En route vers le nucléaire (5/10)

La découverte de l'effet tunnel fut la source de nombreux développements expérimentaux - de la réalisation de la toute première désintégration nucléaire artificielle, notamment : celle du lithium en deux particules a sous l'effet d'un bombardement de protons, en l'occurrence.



La rencontre entre un proton et un noyau de lithium se traduit parfois par la désintégration de ce noyau en deux particules a de grande énergie.

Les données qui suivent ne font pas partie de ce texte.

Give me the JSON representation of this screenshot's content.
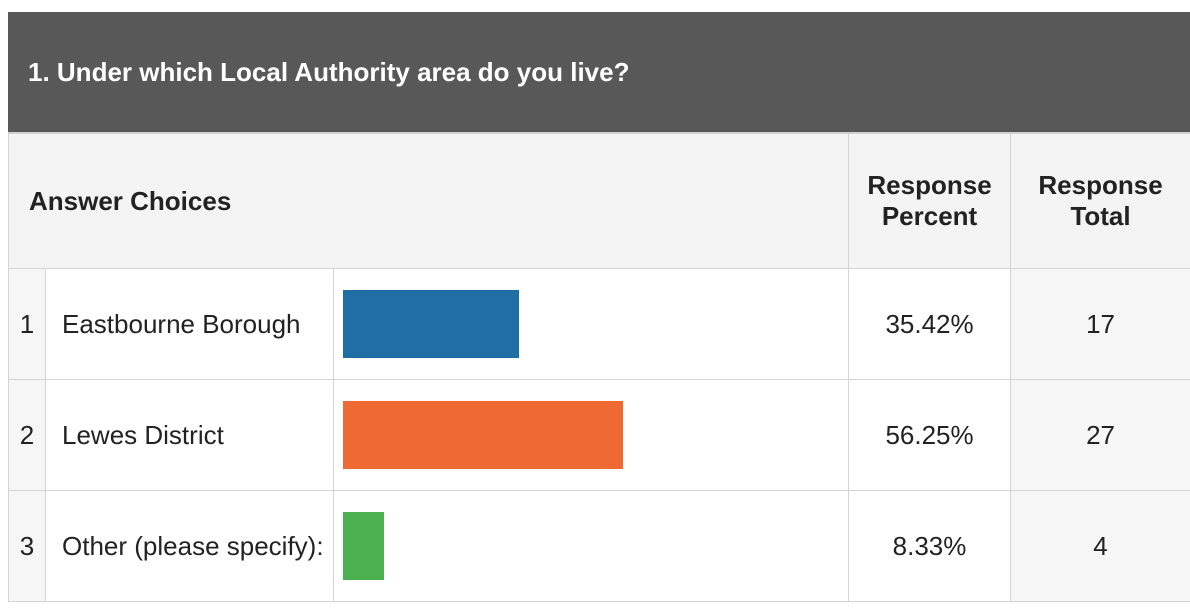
{
  "question": "1. Under which Local Authority area do you live?",
  "columns": {
    "choices": "Answer Choices",
    "percent": "Response Percent",
    "total": "Response Total"
  },
  "rows": [
    {
      "number": "1",
      "label": "Eastbourne Borough",
      "percent": 35.42,
      "percent_label": "35.42%",
      "total": "17",
      "color": "#1f6fa6"
    },
    {
      "number": "2",
      "label": "Lewes District",
      "percent": 56.25,
      "percent_label": "56.25%",
      "total": "27",
      "color": "#ef6a33"
    },
    {
      "number": "3",
      "label": "Other (please specify):",
      "percent": 8.33,
      "percent_label": "8.33%",
      "total": "4",
      "color": "#4caf50"
    }
  ]
}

Nous sommes en 1932, au Cavendish Laboratory de Cambridge que dirige désormais Ernest Rutherford. Cette expérience, menée par deux de ses collaborateurs, John Douglas Cockcroft (1897 - 1967) et Ernest Thomas Sinton Walton (1903 - ), apportait la preuve qu'une faible tension, de l'ordre de 400 kilovolts, suffisait à communiquer aux protons l'énergie nécessaire à traverser la barrière de potentiel d'un noyau léger, du noyau de l'atome de lithium en l'occurrence, pour le désintégrer en deux particules a. Nous sommes bien loin des millions de volts théoriquement nécessaires à suffisamment accélerer ces particules élémentaires !


A l'aide de ce dispositif expérimental, John Douglas Cockcroft et Ernest Thomas Sinton Walton purent
observer les produits de la toute première désintégration artificielle jamais réalisée : la désintégration
d'un noyau de lithium en deux noyaux d'hélium sous l'effet d'un bombardement de
protons préalablement accélérés dans un tube à vide.